Cat's taking a train across western Russia to deliver a precious gift to the tsar. Elena's a peasant tending her ailing mother in a tiny village that's quickly running out of food. Cat's train gets stuck in Elena's village, and the two strike up an unlikely friendship. Eventually the train gets moving again, but Cat and Elena have accidentally switched places. Their improbable journeys, together and apart, take them into the presence of the tsar himself, to the arctic circle to talk with an ice dragon, and into the home of none other than the notorious witch Baba Yaga. If they can put things  right, there just might be hope for the world.

Is it any good?

With this fairy-tale fantasy, Gregory Maguire hits it out of the park in the grand tradition of sweeping Russian epics, as exquisitely crafted as the Fabergé egg that causes all the trouble. His witty prose charms and delights; its effortless grace finds unexpected moments that touch the heart.
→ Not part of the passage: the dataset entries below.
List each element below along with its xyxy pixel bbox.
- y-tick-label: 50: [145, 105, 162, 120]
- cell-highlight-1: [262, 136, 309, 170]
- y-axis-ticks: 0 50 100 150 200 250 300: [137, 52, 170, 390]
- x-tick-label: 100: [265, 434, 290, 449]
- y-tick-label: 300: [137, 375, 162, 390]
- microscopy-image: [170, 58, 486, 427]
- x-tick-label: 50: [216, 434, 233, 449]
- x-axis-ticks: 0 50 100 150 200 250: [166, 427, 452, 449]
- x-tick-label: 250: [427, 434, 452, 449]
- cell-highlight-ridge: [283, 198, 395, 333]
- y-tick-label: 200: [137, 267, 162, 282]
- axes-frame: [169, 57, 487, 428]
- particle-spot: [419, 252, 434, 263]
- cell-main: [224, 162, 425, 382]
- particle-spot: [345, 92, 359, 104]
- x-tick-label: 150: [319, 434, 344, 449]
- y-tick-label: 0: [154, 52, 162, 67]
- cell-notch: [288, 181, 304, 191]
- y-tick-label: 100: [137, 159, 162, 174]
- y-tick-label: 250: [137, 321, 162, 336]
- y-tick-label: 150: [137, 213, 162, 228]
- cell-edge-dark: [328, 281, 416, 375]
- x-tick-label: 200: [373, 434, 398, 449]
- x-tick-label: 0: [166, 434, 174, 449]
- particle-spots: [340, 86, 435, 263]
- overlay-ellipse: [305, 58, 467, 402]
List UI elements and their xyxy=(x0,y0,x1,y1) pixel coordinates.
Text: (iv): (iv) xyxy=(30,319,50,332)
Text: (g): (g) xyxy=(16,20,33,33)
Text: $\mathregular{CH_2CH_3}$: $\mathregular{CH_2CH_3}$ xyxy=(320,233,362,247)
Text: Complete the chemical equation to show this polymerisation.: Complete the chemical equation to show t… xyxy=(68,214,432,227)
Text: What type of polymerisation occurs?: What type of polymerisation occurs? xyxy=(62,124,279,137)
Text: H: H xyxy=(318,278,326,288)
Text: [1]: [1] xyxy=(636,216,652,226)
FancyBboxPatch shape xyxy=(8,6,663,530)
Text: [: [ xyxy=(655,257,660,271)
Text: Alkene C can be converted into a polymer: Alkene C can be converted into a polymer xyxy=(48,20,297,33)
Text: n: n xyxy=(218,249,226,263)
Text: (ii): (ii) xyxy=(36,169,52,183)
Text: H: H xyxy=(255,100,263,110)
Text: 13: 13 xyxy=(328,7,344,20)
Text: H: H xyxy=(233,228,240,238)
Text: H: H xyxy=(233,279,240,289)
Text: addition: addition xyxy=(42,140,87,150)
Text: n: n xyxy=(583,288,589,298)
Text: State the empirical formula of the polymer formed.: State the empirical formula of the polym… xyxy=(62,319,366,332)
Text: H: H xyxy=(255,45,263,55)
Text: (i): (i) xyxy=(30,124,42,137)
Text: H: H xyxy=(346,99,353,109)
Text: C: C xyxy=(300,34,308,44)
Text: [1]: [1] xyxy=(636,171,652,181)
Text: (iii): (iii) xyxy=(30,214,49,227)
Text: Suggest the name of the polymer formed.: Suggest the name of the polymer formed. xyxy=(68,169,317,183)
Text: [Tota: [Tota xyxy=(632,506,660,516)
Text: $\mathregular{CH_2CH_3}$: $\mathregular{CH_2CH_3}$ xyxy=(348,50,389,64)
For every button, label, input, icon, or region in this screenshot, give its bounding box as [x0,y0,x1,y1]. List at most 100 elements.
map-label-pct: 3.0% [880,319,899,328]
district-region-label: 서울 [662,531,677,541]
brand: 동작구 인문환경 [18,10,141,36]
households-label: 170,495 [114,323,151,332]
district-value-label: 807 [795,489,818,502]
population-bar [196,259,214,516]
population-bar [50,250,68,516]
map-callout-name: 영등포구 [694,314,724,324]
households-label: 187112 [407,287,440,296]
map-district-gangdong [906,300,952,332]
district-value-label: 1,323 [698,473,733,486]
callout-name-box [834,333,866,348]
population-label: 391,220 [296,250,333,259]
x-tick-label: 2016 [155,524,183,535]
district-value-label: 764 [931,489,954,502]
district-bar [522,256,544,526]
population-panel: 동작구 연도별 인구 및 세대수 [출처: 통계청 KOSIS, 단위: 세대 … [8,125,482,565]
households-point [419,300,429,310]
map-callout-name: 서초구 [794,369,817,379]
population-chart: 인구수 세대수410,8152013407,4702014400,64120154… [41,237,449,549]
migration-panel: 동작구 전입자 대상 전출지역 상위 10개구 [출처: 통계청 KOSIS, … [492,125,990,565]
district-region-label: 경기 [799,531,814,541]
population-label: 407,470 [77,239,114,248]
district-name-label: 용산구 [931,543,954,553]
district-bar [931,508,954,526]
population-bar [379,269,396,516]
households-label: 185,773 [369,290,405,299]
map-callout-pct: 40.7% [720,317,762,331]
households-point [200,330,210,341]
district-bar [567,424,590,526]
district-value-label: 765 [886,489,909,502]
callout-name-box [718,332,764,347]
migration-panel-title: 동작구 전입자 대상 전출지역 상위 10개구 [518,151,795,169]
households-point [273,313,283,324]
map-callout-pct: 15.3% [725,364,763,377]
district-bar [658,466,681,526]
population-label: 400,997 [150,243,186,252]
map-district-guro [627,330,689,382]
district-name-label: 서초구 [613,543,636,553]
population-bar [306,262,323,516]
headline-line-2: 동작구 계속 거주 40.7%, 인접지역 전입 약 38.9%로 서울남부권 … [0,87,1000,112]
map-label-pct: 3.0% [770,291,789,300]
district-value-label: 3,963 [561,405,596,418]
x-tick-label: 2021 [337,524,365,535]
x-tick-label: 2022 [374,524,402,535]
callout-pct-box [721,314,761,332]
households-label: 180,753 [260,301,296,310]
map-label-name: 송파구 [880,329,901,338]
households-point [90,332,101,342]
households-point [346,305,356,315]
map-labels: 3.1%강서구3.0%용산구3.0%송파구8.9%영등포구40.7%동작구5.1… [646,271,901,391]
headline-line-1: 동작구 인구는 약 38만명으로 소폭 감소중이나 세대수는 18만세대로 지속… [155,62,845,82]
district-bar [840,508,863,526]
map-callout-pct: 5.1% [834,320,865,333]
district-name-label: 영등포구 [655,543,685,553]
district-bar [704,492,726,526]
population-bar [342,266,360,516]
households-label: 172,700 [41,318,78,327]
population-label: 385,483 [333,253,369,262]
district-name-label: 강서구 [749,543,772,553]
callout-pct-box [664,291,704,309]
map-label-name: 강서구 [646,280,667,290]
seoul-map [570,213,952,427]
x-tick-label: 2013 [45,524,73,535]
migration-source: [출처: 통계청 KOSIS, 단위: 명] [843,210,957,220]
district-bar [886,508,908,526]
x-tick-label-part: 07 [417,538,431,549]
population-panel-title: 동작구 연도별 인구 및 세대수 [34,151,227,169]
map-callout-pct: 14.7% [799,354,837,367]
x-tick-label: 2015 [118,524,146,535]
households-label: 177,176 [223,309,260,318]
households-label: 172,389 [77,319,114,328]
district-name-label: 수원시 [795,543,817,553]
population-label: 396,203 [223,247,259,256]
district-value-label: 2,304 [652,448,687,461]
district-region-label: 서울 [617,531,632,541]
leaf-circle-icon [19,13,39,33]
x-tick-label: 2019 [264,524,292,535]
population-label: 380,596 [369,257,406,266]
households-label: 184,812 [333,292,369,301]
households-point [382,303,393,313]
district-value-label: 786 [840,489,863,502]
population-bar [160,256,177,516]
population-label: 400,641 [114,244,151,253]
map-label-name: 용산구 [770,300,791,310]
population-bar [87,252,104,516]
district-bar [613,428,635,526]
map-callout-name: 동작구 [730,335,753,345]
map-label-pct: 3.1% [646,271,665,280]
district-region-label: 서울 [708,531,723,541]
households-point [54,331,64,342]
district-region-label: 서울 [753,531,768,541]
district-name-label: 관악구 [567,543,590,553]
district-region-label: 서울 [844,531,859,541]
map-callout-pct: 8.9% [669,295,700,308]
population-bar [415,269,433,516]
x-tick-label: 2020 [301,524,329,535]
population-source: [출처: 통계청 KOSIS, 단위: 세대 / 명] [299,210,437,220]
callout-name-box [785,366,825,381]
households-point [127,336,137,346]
The poetic rhythm and folktale style is a pleasure to read aloud.

The vocabulary's pretty advanced, but younger readers (or listeners) shouldn't be deterred. Most meanings are clear from the context, and if kids occasionally take the time to look up an unfamiliar word, they'll be richly rewarded. It's also a thrilling, fun, and funny fantasy that'll take people of all ages on a wildly imaginative ride to the most unexpected and delightful places.

Talk to your kids about ...

  • Families can talk about why fantasies are so popular. Why do we enjoy reading them so much?

  • What makes Egg & Spoon similar to a traditional fairy tale? Is it the language or the story? 

  • In the world of Egg & Spoon, the climate is changing, just as it is in our time. What do you think the author is asking us to do about it?